After the relevant government agencies have completed the amendments to regulations on foreign investments, the path will be cleared for investments from mainland China, with the manufacturing sector the first to be opened up, according to Fu.
While Fu did not give a definite timeframe for the lifting of restrictions on Chinese investment inflow, he said this issue, along with establishing direct weekend charter flights between the two countries, and the opening of direct shipping links and cargo charter flights, were matters of priority.
With Taipei and Beijing scheduled to hold another round of direct negotiations in late October or early November, trade issues are expected to dominate the talks.
If Taipei follows through, the move could serve as a welcome boost to the economy, which has seen a sharp fall in capital inflow in the first half of the year. In the six months ending June 30, inward Foreign Direct Investment (FDI) fell by 11.4% year-on-year, totaling $3.72bn, according to figures released by the Ministry of Economic Affairs in late July. Over the same period, outward FDI hit $2.27bn, a rise of 59.8%.
Taiwan's telecommunications industry has also been singled out as a destination for mainland investment. According to the local press, the government is considering granting investors from China the same rights as other foreigners when investing in Taiwan's telecoms sector. Currently, foreign investors are allowed to hold a maximum direct stake of 49% in fixed-line and long-distance phone operators, and up to 60% if indirect investments are taken into account.
The government has also flagged opening up its "Love Taiwan" programme, a series of major infrastructure projects, to Chinese investment. These projects, including transport networks, urban renewal schemes and upgrading of the power grid, will be carried out under the build-operate-transfer model, and have a total budget of around $12.7bn.
Fang Liang-shiow, the minister responsible for Taiwan's Public Construction Commission (PCC), confirmed on August 17 that work was being conducted to facilitate and encourage private participation in the "Love Taiwan" projects, including the participation of mainland Chinese investors.
Another potential beneficiary of the thaw in relations between Taipei and Beijing is the Taiwan stock market, with a number of local companies trading on overseas exchanges now considering listing on their home bourse. More than 60 Taiwanese firms are listed on the Hong Kong's Hang Seng Index, and more on the Singapore market.
Until recently, Taiwanese companies listed on the local stock market were limited to investing a maximum of 40% of their operating capital in ventures on the mainland. In mid-July, the government lifted this ceiling to 60%, a move designed to bring local firms back home.
The Hon Hai Precision Industry Company has already announced it will list its overseas units on the local exchange. The company, one of the world's largest contract producers of electronic products, is currently listed on the Hang Seng through its subsidiary Foxconn International Holdings.

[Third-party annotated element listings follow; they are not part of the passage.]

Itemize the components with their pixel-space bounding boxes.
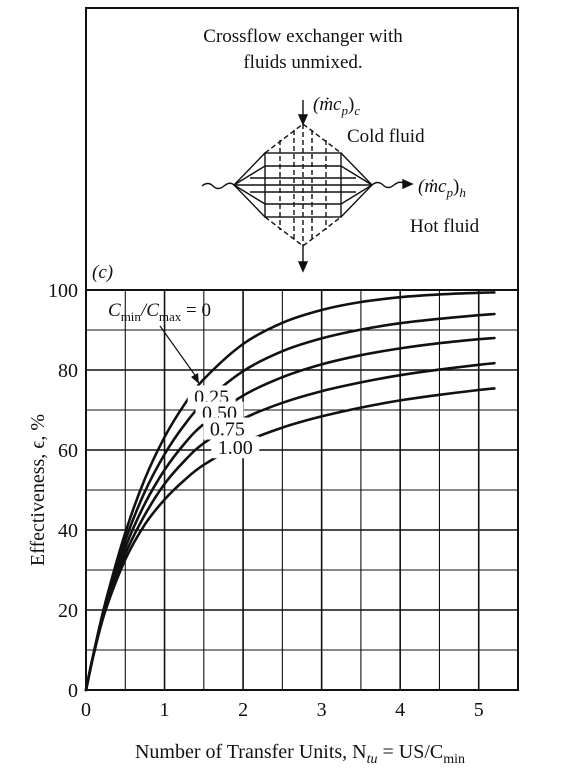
cold-fluid-label: Cold fluid	[347, 126, 425, 147]
cold-inlet-arrowhead	[297, 114, 309, 126]
series-label-1-00: 1.00	[218, 437, 253, 459]
diagram-title-line1: Crossflow exchanger with	[203, 26, 403, 47]
x-tick-label: 0	[81, 699, 91, 721]
x-axis-title: Number of Transfer Units, Ntu = US/Cmin	[135, 741, 465, 767]
cold-outlet-arrowhead	[297, 261, 309, 273]
series-label-bg	[211, 436, 260, 459]
series-0-leader-arrowhead	[191, 373, 199, 384]
x-tick-label: 5	[474, 699, 484, 721]
y-tick-label: 40	[58, 520, 78, 542]
hot-fan-out-bot	[340, 184, 373, 205]
x-tick-label: 1	[160, 699, 170, 721]
x-tick-label: 4	[395, 699, 405, 721]
curve-cratio-0-50	[84, 336, 496, 692]
grid-lines	[85, 289, 519, 691]
y-tick-labels: 0 20 40 60 80 100	[48, 280, 78, 702]
curve-cratio-1-00	[84, 387, 496, 692]
hot-fan-out-top	[340, 165, 373, 186]
plot-border	[85, 289, 519, 691]
series-label-bg	[203, 417, 252, 440]
hot-outlet-wave	[371, 181, 406, 189]
figure-frame	[85, 7, 519, 691]
hot-fan-in-bot	[233, 184, 266, 205]
series-label-header: Cmin/Cmax = 0	[108, 300, 211, 324]
hot-stream-symbol: (ṁcp)h	[418, 176, 466, 200]
hot-fan-in-top	[233, 165, 266, 186]
series-label-0-75: 0.75	[210, 419, 245, 441]
y-tick-label: 20	[58, 600, 78, 622]
x-tick-label: 2	[238, 699, 248, 721]
y-tick-label: 0	[68, 680, 78, 702]
hot-outlet-arrowhead	[402, 178, 414, 190]
series-0-leader	[159, 325, 198, 379]
hot-inlet-wave	[201, 182, 235, 190]
y-tick-label: 60	[58, 440, 78, 462]
series-labels: 0.250.500.751.00	[187, 385, 260, 459]
x-tick-labels: 0 1 2 3 4 5	[81, 699, 484, 721]
y-tick-label: 80	[58, 360, 78, 382]
curve-cratio-0	[84, 291, 496, 692]
curve-cratio-0-75	[84, 361, 496, 692]
y-axis-title: Effectiveness, ϵ, %	[27, 414, 49, 566]
diagram-title-line2: fluids unmixed.	[243, 52, 362, 73]
hot-fluid-label: Hot fluid	[410, 216, 480, 237]
effectiveness-curves	[84, 291, 496, 692]
crossflow-exchanger-diagram	[201, 100, 414, 273]
panel-label: (c)	[92, 262, 113, 283]
cold-stream-symbol: (ṁcp)c	[313, 94, 360, 118]
x-tick-label: 3	[317, 699, 327, 721]
y-tick-label: 100	[48, 280, 78, 302]
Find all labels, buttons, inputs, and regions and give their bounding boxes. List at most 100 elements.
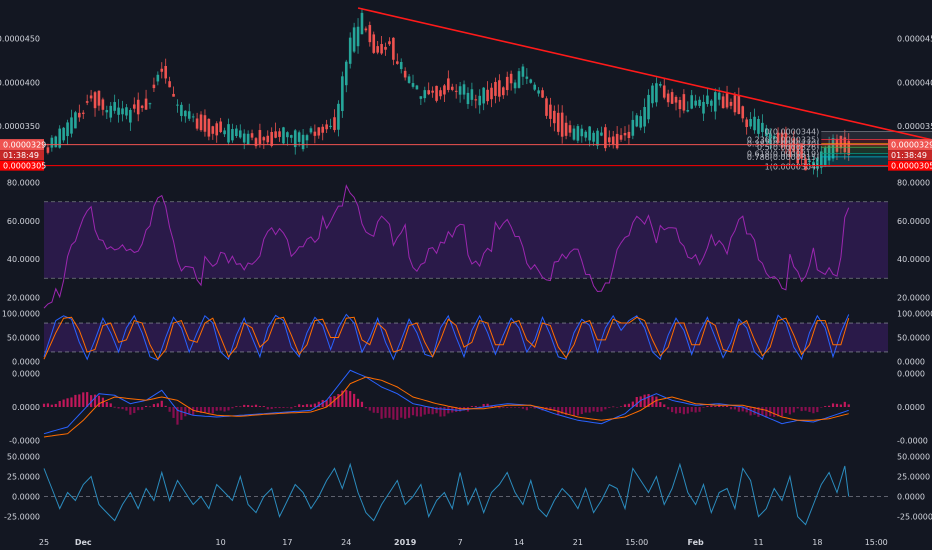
momentum-axis-tick-left: 50.0000 bbox=[7, 452, 40, 461]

The Taiwan exchange, which has lost more than 14% in value so far this year, got another boost on July 31 when the governement announced that qualified domestic institutional investors - firms given Chinese state approval to conduct investments - would be allowed to invest in the Taiwan Stock Exchange and over-the-counter GreTai Securities Market from October this year.
Wu Tang-chieh, the deputy minister of Taiwan's Financial Supervisory Commission, said the move would channel an estimated $1.125bn into Taiwan's stock market when the measure is implemented.
The open door policy towards China adopted by President Ma Ying-jeou since he came to office in May has not met with universal approval. The opposition Democratic Progressive Party (DPP) has criticised the rapid breaking down of trade barriers as being a threat to the country's economic ad political sovereignty.
However, following its defeat in January's parliamentary elections, followed by the eviction of then President Chen Shui-bian in the March presidential ballot, the DPP is in disarray. The party's credibility was done further damage in mid-August when Chen admitted his wife had transferred up to $20m out of the country prior to the electoral result.
With the political opposition in turmoil and big business generally in favour of closer economic ties with the mainland, there appear few obstacles to Ma's government continuing to woo the fast evolving neighbour.